Ömrüm boyunca tanıdıklarım arasında Atatürk’ten başka cüceleşmeyen dev yok."

Aşağıdaki satırları ise günümüzde "bazılarına" ders olacak nitelikte:

"Hayatta dev olmak galiba pek güç değil. Tarihte dev kalmak zor.

Siyaset, yalancı pehlivan üretilen bir fideliktir. Ya da mermer ve tunç yerine mukavvadan heykeller yapılan bir atölye, balmumundan garip ve biçimsiz karnaval kuklaları yetiştiren bir imalathanedir.
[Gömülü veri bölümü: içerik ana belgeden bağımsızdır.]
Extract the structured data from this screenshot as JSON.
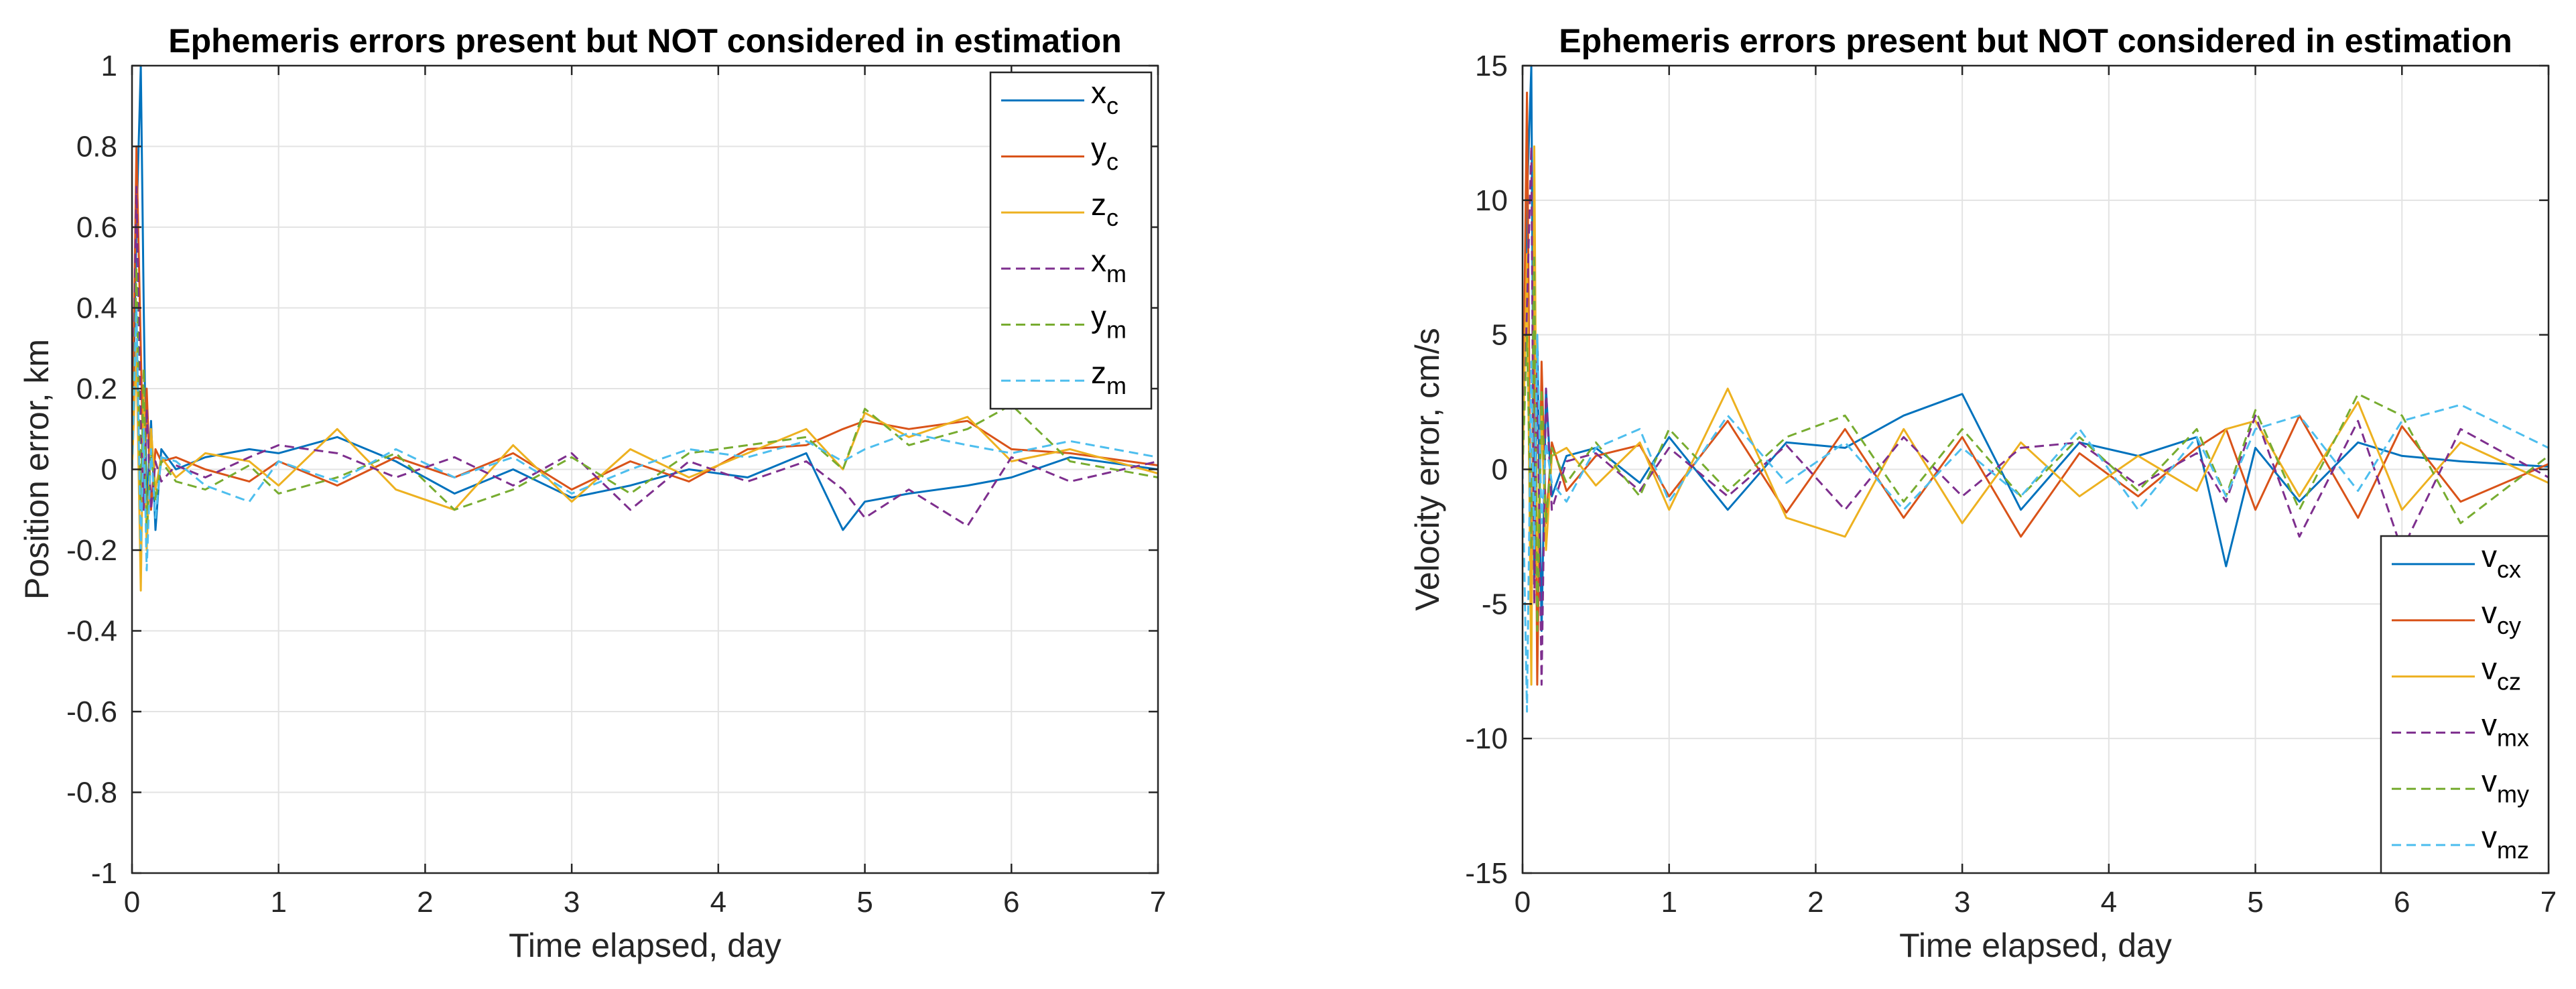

Arada, bir büyük adam da karışır içlerine.

Şöyle geriye baktığım zaman o siyaset serçeleri sürüsünde birkaç kanadı kırık leylekle, sonunda arpacı kumrusuna çevrilmiş dört beş mahzun kabartı görüyorum.

Şahin sandıklarımızın çoğu da leş kargası imiş meğerse!

Bir teki (Atatürk) hariç, çoktandır memlekette büyük adam yetişmemiştir..."

Ve amansız düşmanı, kitabında büyük adamı anlatmayı sürdürüyor:

"Şimdi düşünüyorum, bir Mustafa Kemal çıkıp milli şuur ve şerefimizi tazelemiştir.

Atatürk ömrümüz boyunca bizleri kan ağlamaktan kurtarmıştır."

Evet!.. Bunları uzun yıllar İstiklal Harbi’ne ve Atatürk’e karşı çıkan, onun hakkında gazetelerde en ağır yazıları yazan, ismi hainlerden oluşan yüzellilikler listesine konulan, 16 yıl yurtdışında sürgün yaşayan ve sürgünde bile Suriye’de gazete çıkarıp muhalefet yapan Refik Halit Karay yazıyor.

Muhteşem bir tarih gerçeğidir.

Aradan yıllar geçmiş, hayatta hiçbir beklentisi kalmamış bir yazar, yukarıdaki satırları Atatürk’ün ölümünden tam 25 yıl sonra kaleme alıyor... Çünkü geçmişte yaptıklarını ve yaşadıklarını akıl ve mantık süzgecinden geçirmiş, gerçeği görmüş ve amansız karşıtı olduğu Atatürk’ün değerini anlamış.

Bugün 23 Nisan.

Bugün özellikle ülkemizdeki Atatürk düşmanı aymazlara, din bezirgánlarına, dinimizi kullanarak malı götüren ahlaksızlara, rahmetli Refik Halit Karay’dan bu örneği vermek istedim.